Cat --> Vet.
Cass --> Chocolate + Boy.
Aimee --> MM + being loved up on
sj --> testi- LOOK! SHINY!
[NAFDA] Spike-centric discussion. Lusty, lewd (only occasionally crude), risque (and frisque), bawdy (Oh, lawdy!), flirty ('cuz we're purty), raunchy talk inside. Caveat lector.
Cat --> Vet.
Cass --> Chocolate + Boy.
Aimee --> MM + being loved up on
sj --> testi- LOOK! SHINY!
Cass, if you could get the boy to DELIVER chocolate, you'd have both ... without having to go out!
Many strong Harvey-purrs and snuggles to those who need them.
I think I have a job, if I want it. At a family-run kennel, for cash under the table, maybe twenty (or more) hours a week. Essentially cleaning up poop and pee, walking the hounds, and scrubbing place down every day.
This is like getting paid to be a mother. If you want it, I'm happy for you, Amy.
Tep and sj, I hope you feel better.
Aimee, you have not been taking up this space. You've hardly been there.
Andi, I kept waiting for the part where you rolled your friend down the hill. It never came. Sad now.
Mmm, chocolate delivery. Now with added cute boy.
Raq --> Yay!
How's the post-birthday boy feeling?
Cool on the job, AmyLiz!
Be careful, libkitty! No avalanching on libkitty, snow, you hear me?
I would add to WindSparrows excellent rant - when someone tells you they are on X Diet, do not respond with "The only way to lose weight is [some other thing]". Unless you have been specifically asked what you think. Ta, ever so.
Andi, I kept waiting for the part where you rolled your friend down the hill. It never came. Sad now.Yeah, sorry about that. But she works the night shift at one of the group homes I work at: If I did permanent damage to her I'd end up having to cover some of her shifts.
ION, @$#!!!!!!!!!!
I was exhausted to begin with (we hiked 3 miles, and it was the first time I had walked further than once around a big box store all winter), and having just got back from the drug store to pick up a prescription and some feminine hygiene items, I realized I forgot the pads. All I've got in the house are some brand which has a nasty acrid-sweet deodorant to it, that makes me nauseated to smell, fresh out of the wrapper, beyond horrible when used. What really irks me, is that I carefully selected that package because it did not list any variation of "odor protection" on it. I used to like that brand. I _like_ the configuration of the pads, they fit me best, but I can't stand the smell. And there have been so many "innovations" in pads lately I can't remember what I like, what's half-decent, what doesn't get the job done. I'm so tired I want to cry, but now I have to face either smelling like rotten garbage with air freshener sprayed on it or going back to the store and then standing there for half an hour trying to guess which pads will be remotely tolerable. can't wait and ask Daniel to go to the store for me - he would, he's secure enough in his masculinity to figure it makes him look like there's a woman in his life - because I can't tell him what to get. Why in the fuck does feminine hygiene have to be so complicated?
I have pictures!
Guess what the cherub got for his birthday [link]
Gum-Beau! [link]
Quite possibly the only time I'll ever think anything involving Sponge Bob is cute. [link]
Happy family [link]
Marching with daddy. [link]
And, one more with the trike. [link] The look on his face in that one is priceless. You just know he's ready to go out and cause all manner of mayhem on that bike.
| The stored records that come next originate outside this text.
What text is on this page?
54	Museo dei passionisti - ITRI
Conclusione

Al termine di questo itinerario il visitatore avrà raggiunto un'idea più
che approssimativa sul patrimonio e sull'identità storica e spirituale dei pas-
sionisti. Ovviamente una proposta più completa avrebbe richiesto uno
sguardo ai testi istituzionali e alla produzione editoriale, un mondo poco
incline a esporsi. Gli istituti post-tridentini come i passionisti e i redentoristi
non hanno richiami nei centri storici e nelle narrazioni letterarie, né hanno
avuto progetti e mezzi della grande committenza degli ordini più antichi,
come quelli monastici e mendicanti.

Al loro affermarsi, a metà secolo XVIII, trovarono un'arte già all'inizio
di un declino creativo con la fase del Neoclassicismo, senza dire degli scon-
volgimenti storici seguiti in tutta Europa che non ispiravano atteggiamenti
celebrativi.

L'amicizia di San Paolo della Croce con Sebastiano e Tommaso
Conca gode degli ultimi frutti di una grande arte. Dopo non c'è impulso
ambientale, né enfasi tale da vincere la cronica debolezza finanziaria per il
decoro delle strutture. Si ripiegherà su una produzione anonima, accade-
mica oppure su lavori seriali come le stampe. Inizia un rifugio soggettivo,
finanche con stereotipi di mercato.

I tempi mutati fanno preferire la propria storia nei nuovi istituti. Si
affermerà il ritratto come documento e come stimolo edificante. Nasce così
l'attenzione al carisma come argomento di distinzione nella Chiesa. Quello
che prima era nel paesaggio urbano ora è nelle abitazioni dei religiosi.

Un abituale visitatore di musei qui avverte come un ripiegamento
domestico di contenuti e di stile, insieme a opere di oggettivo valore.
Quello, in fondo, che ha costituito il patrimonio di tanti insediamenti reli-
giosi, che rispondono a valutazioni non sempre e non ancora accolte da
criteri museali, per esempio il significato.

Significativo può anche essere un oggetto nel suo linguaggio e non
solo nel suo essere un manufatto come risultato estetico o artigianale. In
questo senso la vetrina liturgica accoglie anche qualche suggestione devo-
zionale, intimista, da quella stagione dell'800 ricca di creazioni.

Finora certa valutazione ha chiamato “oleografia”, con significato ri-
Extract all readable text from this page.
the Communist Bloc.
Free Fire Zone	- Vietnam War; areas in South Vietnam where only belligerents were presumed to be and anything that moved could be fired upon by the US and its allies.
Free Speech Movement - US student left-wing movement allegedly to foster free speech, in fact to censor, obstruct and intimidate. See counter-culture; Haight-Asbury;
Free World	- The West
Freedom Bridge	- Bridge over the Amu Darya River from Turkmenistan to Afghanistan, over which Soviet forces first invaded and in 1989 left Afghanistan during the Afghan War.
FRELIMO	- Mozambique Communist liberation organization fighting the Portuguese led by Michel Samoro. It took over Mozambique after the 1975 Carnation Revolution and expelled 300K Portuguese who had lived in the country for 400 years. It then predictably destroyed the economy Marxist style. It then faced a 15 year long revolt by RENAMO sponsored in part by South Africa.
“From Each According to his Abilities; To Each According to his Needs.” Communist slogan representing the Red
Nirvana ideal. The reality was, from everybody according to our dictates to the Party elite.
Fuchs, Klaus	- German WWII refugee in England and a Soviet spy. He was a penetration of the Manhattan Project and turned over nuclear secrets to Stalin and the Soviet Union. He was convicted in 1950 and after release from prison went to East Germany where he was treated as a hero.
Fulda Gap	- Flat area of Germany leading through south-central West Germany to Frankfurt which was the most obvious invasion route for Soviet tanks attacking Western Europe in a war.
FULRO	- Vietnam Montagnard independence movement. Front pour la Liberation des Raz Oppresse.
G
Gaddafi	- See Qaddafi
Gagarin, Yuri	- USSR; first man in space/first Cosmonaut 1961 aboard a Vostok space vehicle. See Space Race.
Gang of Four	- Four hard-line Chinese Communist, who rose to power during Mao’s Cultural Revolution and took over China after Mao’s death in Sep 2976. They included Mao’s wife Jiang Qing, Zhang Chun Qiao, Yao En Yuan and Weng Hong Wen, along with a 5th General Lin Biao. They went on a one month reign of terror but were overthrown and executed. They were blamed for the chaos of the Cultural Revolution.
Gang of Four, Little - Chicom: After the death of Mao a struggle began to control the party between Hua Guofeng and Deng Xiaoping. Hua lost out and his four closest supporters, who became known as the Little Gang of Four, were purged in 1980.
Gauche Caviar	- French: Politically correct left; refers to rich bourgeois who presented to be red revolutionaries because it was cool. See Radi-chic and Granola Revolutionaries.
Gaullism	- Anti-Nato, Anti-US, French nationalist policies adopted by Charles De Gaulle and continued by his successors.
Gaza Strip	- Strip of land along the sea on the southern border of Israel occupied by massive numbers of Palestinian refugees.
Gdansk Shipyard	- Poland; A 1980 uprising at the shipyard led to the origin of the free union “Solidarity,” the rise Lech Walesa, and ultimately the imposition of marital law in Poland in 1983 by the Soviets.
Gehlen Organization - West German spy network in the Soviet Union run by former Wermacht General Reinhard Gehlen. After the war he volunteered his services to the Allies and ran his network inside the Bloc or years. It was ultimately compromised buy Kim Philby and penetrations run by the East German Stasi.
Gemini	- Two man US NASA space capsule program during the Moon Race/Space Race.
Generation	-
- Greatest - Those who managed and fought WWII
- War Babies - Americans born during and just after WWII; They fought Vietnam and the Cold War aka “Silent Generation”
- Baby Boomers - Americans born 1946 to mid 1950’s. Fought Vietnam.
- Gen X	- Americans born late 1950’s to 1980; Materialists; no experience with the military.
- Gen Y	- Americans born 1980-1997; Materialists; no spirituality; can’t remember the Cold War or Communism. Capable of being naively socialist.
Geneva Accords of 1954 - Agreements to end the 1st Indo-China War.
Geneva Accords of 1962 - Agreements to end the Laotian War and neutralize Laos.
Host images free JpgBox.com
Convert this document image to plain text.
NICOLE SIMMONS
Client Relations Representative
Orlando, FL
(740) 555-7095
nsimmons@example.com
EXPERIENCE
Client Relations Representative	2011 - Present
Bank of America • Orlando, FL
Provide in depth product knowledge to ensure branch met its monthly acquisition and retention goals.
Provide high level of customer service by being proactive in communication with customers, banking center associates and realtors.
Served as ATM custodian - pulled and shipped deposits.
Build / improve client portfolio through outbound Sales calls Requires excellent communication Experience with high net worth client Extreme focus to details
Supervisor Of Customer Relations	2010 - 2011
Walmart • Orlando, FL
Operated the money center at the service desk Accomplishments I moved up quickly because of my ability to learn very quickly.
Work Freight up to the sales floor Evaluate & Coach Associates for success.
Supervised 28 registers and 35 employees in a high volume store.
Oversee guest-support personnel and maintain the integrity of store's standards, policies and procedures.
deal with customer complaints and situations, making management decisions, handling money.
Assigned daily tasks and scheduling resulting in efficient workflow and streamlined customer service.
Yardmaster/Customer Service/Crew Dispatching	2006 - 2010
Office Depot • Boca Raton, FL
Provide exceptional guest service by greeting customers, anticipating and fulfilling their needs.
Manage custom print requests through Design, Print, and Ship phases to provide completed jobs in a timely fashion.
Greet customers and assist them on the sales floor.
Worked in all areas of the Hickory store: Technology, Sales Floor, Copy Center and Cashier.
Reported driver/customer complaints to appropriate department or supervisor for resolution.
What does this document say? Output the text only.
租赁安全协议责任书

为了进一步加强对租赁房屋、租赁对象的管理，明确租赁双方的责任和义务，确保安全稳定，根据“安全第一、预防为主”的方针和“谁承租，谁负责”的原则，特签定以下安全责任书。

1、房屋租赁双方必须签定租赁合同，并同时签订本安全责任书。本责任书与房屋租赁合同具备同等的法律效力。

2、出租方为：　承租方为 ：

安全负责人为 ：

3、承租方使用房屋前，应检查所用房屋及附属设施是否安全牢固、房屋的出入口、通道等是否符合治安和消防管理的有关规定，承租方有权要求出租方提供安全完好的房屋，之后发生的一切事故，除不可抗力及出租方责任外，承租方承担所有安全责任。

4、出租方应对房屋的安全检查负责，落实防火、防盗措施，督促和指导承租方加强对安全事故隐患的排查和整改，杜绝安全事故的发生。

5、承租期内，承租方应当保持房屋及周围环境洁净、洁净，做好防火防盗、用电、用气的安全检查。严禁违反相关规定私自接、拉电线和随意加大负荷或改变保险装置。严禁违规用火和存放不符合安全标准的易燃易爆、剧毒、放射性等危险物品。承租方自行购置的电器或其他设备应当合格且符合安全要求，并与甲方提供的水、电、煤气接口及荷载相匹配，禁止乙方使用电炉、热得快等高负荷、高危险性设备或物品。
Voluptuous Buffistas: I can still relate as I used to routinely have people offer me wacky disability "treatment" as Seen On Dateline and etc. As well as having people look horrified that physical therapy is Over like the Bush era for me and I don't ever want it again. With a box or with a fox.
DJ, so cute! Lookie those curls!
Libkitty, stay out of the danger zone!